Effect of the spring constant k₁₂ (spring constant of spring 1 in Kelvin body 2) on (A) peak deformation and (B) peak asymptotic force in body 1 in a system of two Kelvin bodies connected in parallel under both steady and oscillatory flow conditions. The remaining constants in the two-body system (k₁₁, k₂₁, μ₁, k₂₂, and μ₂) are assumed constant and are assigned the baseline values of actin (Table 1).

FIGURE 6

Effect of the spring constant k₂₂ (spring constant of spring 2 in Kelvin body 2) on (A) peak deformation and (B) peak asymptotic force in body 1 in a system of two Kelvin bodies connected in parallel under both steady and oscillatory flow conditions. The remaining constants in the two-body system (k₁₁, k₂₁, μ₁, k₁₂, and μ₂) are assumed constant and are assigned the baseline values of actin (Table 1).

FIGURE 7

Effect of the dashpot coefficient of viscosity μ₂ of Kelvin body 2 on (A) peak deformation and (B) peak asymptotic force in body 1 in a system of two Kelvin bodies connected in parallel under both steady and oscillatory flow conditions. The remaining constants in the two-body system (k₁₁, k₂₁, μ₁, k₁₂, and k₂₂) are assumed constant and are assigned the baseline values of actin (Table 1).

FIGURE 8

Time evolution of the force in body 1 in a system of two Kelvin bodies connected in parallel and subjected to steady flow. The evolution is shown for selected values of (A) k₁₂, (B) k₂₂, and (C) μ₂. Only the parameter shown is varied. All other parameters are maintained constant at the baseline values of actin (Table 1).

FIGURE 9

Dependence of (A) peak long-term deformation and (B) peak asymptotic force division on frequency in a system of two Kelvin bodies connected in parallel and subjected to oscillatory flow.

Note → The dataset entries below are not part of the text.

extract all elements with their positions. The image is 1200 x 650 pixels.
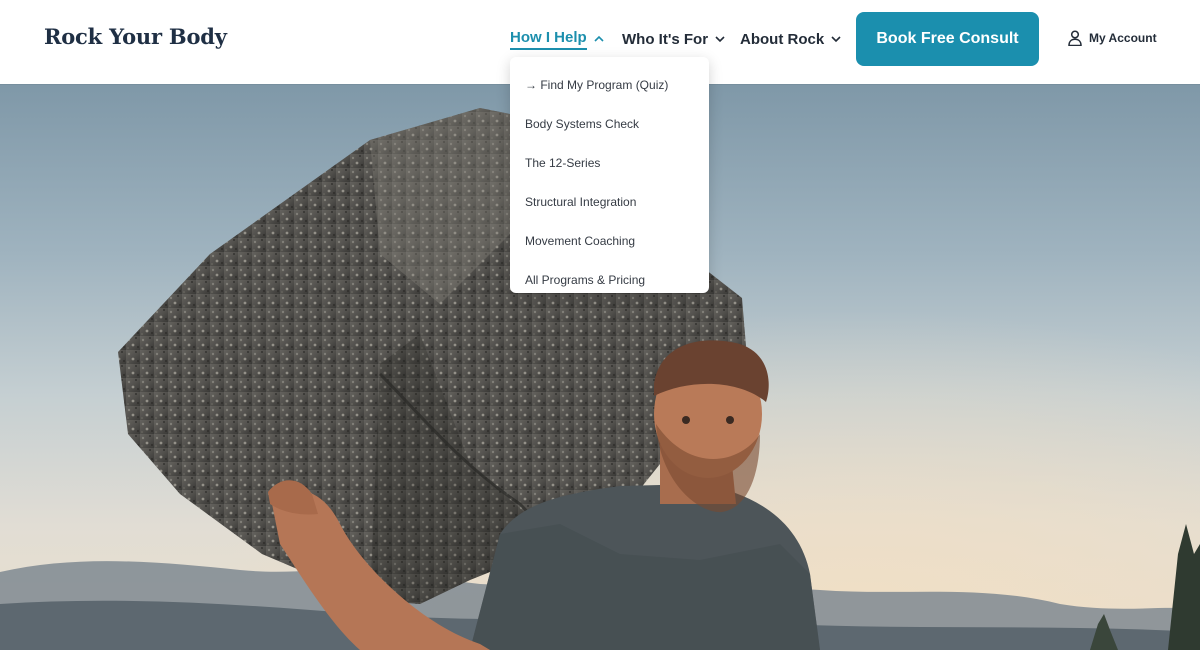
chevron-up-icon xyxy=(594,35,604,42)
nav-about-rock-label: About Rock xyxy=(740,30,825,48)
nav-who-its-for-label: Who It's For xyxy=(622,30,709,48)
book-consult-button[interactable]: Book Free Consult xyxy=(856,12,1039,66)
my-account-link[interactable]: My Account xyxy=(1068,30,1157,46)
dropdown-item-12-series[interactable]: The 12-Series xyxy=(510,143,709,182)
dropdown-item-body-systems-check[interactable]: Body Systems Check xyxy=(510,104,709,143)
how-i-help-dropdown: → Find My Program (Quiz) Body Systems Ch… xyxy=(510,57,709,293)
nav-about-rock[interactable]: About Rock xyxy=(740,29,842,49)
user-icon xyxy=(1068,30,1082,46)
dropdown-item-all-programs[interactable]: All Programs & Pricing xyxy=(510,260,709,299)
dropdown-item-find-program[interactable]: → Find My Program (Quiz) xyxy=(510,65,709,104)
dropdown-item-movement-coaching[interactable]: Movement Coaching xyxy=(510,221,709,260)
dropdown-item-structural-integration[interactable]: Structural Integration xyxy=(510,182,709,221)
site-logo[interactable]: Rock Your Body xyxy=(44,24,227,49)
nav-who-its-for[interactable]: Who It's For xyxy=(622,29,726,49)
chevron-down-icon xyxy=(715,36,725,43)
nav-how-i-help-label: How I Help xyxy=(510,29,587,50)
nav-how-i-help[interactable]: How I Help xyxy=(510,29,605,50)
chevron-down-icon xyxy=(831,36,841,43)
my-account-label: My Account xyxy=(1089,31,1157,45)
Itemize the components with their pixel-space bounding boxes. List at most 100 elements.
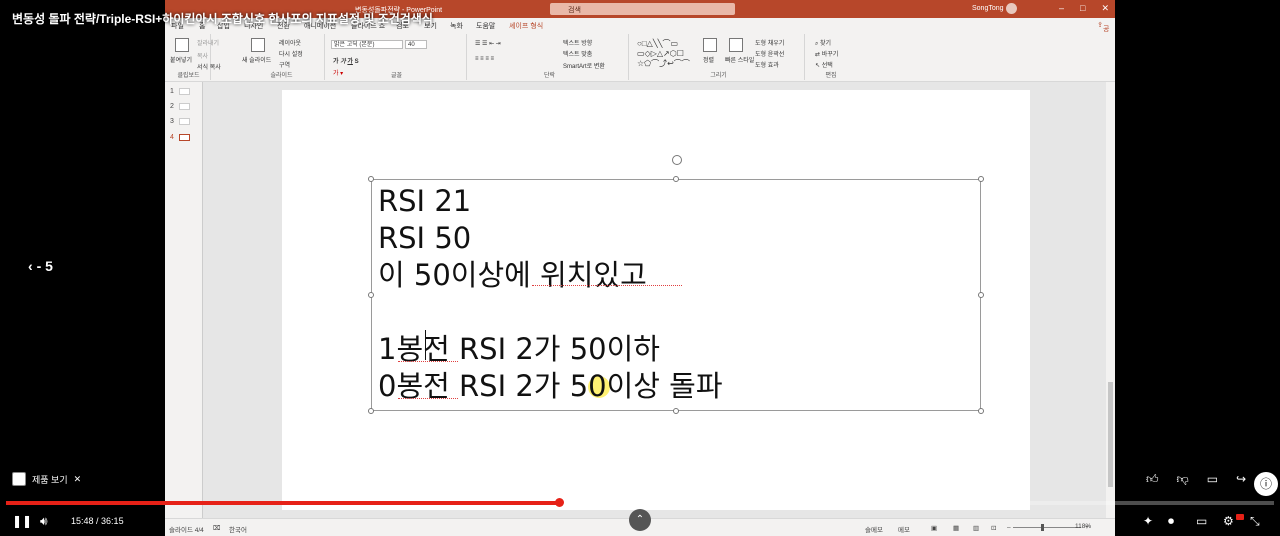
- text-line: 이 50이상에 위치있고: [378, 258, 647, 292]
- info-icon[interactable]: ⓘ: [1254, 472, 1278, 496]
- section-button[interactable]: 구역: [279, 60, 290, 69]
- select-label: 선택: [821, 63, 833, 69]
- comment-icon[interactable]: ▭: [1207, 472, 1218, 487]
- resize-handle[interactable]: [368, 292, 374, 298]
- quick-styles-button[interactable]: 빠른 스타일: [725, 55, 754, 64]
- product-thumbnail-icon: [12, 472, 26, 486]
- quick-styles-icon[interactable]: [729, 38, 743, 52]
- products-chip[interactable]: 제품 보기 ✕: [12, 472, 81, 486]
- share-icon[interactable]: ↪: [1236, 472, 1246, 487]
- volume-icon[interactable]: 🔊︎: [40, 514, 48, 529]
- arrange-icon[interactable]: [703, 38, 717, 52]
- pause-icon[interactable]: ❚❚: [12, 514, 32, 528]
- align-icons[interactable]: ≡ ≡ ≡ ≡: [475, 56, 494, 62]
- group-label-slides: 슬라이드: [270, 73, 293, 79]
- select-button[interactable]: ↖ 선택: [815, 60, 833, 69]
- smartart-button[interactable]: SmartArt로 변환: [563, 61, 605, 70]
- layout-button[interactable]: 레이아웃: [279, 38, 301, 47]
- tab-help[interactable]: 도움말: [476, 21, 495, 31]
- slide-thumbnail[interactable]: 3: [170, 118, 190, 125]
- scrubber-knob[interactable]: [554, 498, 564, 507]
- shape-effects-button[interactable]: 도형 효과: [755, 60, 779, 69]
- slide-number: 3: [170, 118, 174, 125]
- copy-button[interactable]: 복사: [197, 51, 208, 60]
- progress-bar[interactable]: [6, 498, 1274, 507]
- bold-icon[interactable]: 가 가 가 S: [333, 56, 359, 65]
- group-clipboard: 붙여넣기 잘라내기 복사 서식 복사 클립보드: [167, 34, 221, 80]
- powerpoint-window: 변동성돌파전략 - PowerPoint 검색 SongTong – □ ✕ 파…: [165, 0, 1115, 536]
- new-slide-icon[interactable]: [251, 38, 265, 52]
- shape-outline-button[interactable]: 도형 윤곽선: [755, 49, 784, 58]
- resize-handle[interactable]: [673, 176, 679, 182]
- slide-thumbnail-pane: 1 2 3 4: [165, 82, 203, 518]
- slide-thumbnail[interactable]: 1: [170, 88, 190, 95]
- like-icon[interactable]: 👍︎: [1146, 472, 1159, 487]
- duration: 36:15: [101, 516, 124, 526]
- slide-text[interactable]: RSI 21 RSI 50 이 50이상에 위치있고 1봉전 RSI 2가 50…: [378, 183, 723, 405]
- settings-icon[interactable]: ⚙: [1223, 514, 1234, 528]
- slide-thumbnail[interactable]: 2: [170, 103, 190, 110]
- shape-fill-button[interactable]: 도형 채우기: [755, 38, 784, 47]
- group-drawing: ○□△╲╲⌒▭ ▭◇▷△↗⬡☐ ☆⬠⌒⤴↩⌒⌒ 정렬 빠른 스타일 도형 채우기 도…: [633, 34, 805, 80]
- find-button[interactable]: ⌕ 찾기: [815, 38, 831, 48]
- maximize-icon[interactable]: □: [1080, 3, 1085, 14]
- replace-button[interactable]: ⇄ 바꾸기: [815, 49, 838, 58]
- text-line: 0봉전 RSI 2가 50이상 돌파: [378, 369, 723, 403]
- paste-icon[interactable]: [175, 38, 189, 52]
- shapes-gallery-icon[interactable]: ○□△╲╲⌒▭ ▭◇▷△↗⬡☐ ☆⬠⌒⤴↩⌒⌒: [637, 38, 690, 69]
- tab-shape-format[interactable]: 셰이프 형식: [509, 21, 543, 31]
- resize-handle[interactable]: [368, 176, 374, 182]
- font-size-select[interactable]: 40: [405, 40, 427, 49]
- slide-number: 1: [170, 88, 174, 95]
- chapter-label: - 5: [36, 258, 53, 274]
- subtitles-icon[interactable]: ▭: [1196, 514, 1207, 528]
- group-slides: 새 슬라이드 레이아웃 다시 설정 구역 슬라이드: [239, 34, 325, 80]
- ribbon: 붙여넣기 잘라내기 복사 서식 복사 클립보드 새 슬라이드 레이아웃 다시 설…: [165, 32, 1115, 82]
- time-separator: /: [93, 516, 102, 526]
- chapter-back[interactable]: ‹ - 5: [28, 258, 53, 274]
- resize-handle[interactable]: [978, 292, 984, 298]
- arrange-button[interactable]: 정렬: [703, 55, 714, 64]
- resize-handle[interactable]: [673, 408, 679, 414]
- rotate-handle-icon[interactable]: [672, 155, 682, 165]
- autoplay-toggle-icon[interactable]: ⏺: [1168, 514, 1174, 529]
- spellcheck-underline: [532, 284, 682, 286]
- fullscreen-icon[interactable]: ⤡: [1250, 514, 1260, 529]
- video-player[interactable]: 변동성돌파전략 - PowerPoint 검색 SongTong – □ ✕ 파…: [0, 0, 1280, 536]
- group-label-editing: 편집: [825, 73, 837, 79]
- text-direction-button[interactable]: 텍스트 방향: [563, 38, 592, 47]
- dislike-icon[interactable]: 👎︎: [1177, 472, 1189, 487]
- resize-handle[interactable]: [368, 408, 374, 414]
- font-family-select[interactable]: 맑은 고딕 (본문): [331, 40, 403, 49]
- new-slide-button[interactable]: 새 슬라이드: [242, 55, 271, 64]
- vertical-scrollbar[interactable]: [1106, 82, 1115, 518]
- resize-handle[interactable]: [978, 408, 984, 414]
- avatar[interactable]: [1006, 3, 1017, 14]
- find-label: 찾기: [820, 41, 832, 47]
- time-display: 15:48 / 36:15: [71, 516, 124, 526]
- user-name: SongTong: [972, 5, 1004, 12]
- current-slide[interactable]: RSI 21 RSI 50 이 50이상에 위치있고 1봉전 RSI 2가 50…: [282, 90, 1030, 510]
- current-time: 15:48: [71, 516, 94, 526]
- group-label-clipboard: 클립보드: [177, 73, 200, 79]
- paste-button[interactable]: 붙여넣기: [170, 55, 192, 64]
- sparkle-icon[interactable]: ✦: [1143, 514, 1153, 528]
- close-icon[interactable]: ✕: [74, 474, 82, 485]
- slide-canvas: RSI 21 RSI 50 이 50이상에 위치있고 1봉전 RSI 2가 50…: [203, 82, 1106, 518]
- replace-label: 바꾸기: [821, 52, 839, 58]
- resize-handle[interactable]: [978, 176, 984, 182]
- align-text-button[interactable]: 텍스트 맞춤: [563, 49, 592, 58]
- share-button[interactable]: ⇪ 공유: [1097, 21, 1109, 43]
- bullets-icon[interactable]: ☰ ☰ ⇤ ⇥: [475, 40, 501, 47]
- tab-record[interactable]: 녹화: [450, 21, 463, 31]
- close-icon[interactable]: ✕: [1101, 3, 1109, 14]
- search-placeholder: 검색: [568, 7, 581, 14]
- cut-button[interactable]: 잘라내기: [197, 38, 219, 47]
- minimize-icon[interactable]: –: [1059, 3, 1064, 14]
- search-box[interactable]: 검색: [550, 3, 735, 15]
- chevron-up-icon[interactable]: ⌃: [629, 509, 651, 531]
- reset-button[interactable]: 다시 설정: [279, 49, 303, 58]
- slide-thumbnail-active[interactable]: 4: [170, 134, 190, 141]
- group-label-paragraph: 단락: [543, 73, 556, 79]
- text-line: RSI 21: [378, 184, 472, 218]
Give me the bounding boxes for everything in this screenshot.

The results are shown for different values of body 2 dashpot coefficient of viscosity μ₂. The deformations have been normalized by the steady state value for steady flow.

FIGURE 10

Time evolution of the deformation of each component of model endothelial networks under steady flow conditions. (A) Four-body network depicted in Fig. 3 A. (B) Six-body network depicted in Fig. 3 B.

FIGURE 11

Dependence of the peak asymptotic deformation of each component of the six-body model endothelial network depicted in Fig. 3 B on the frequency under oscillatory flow conditions.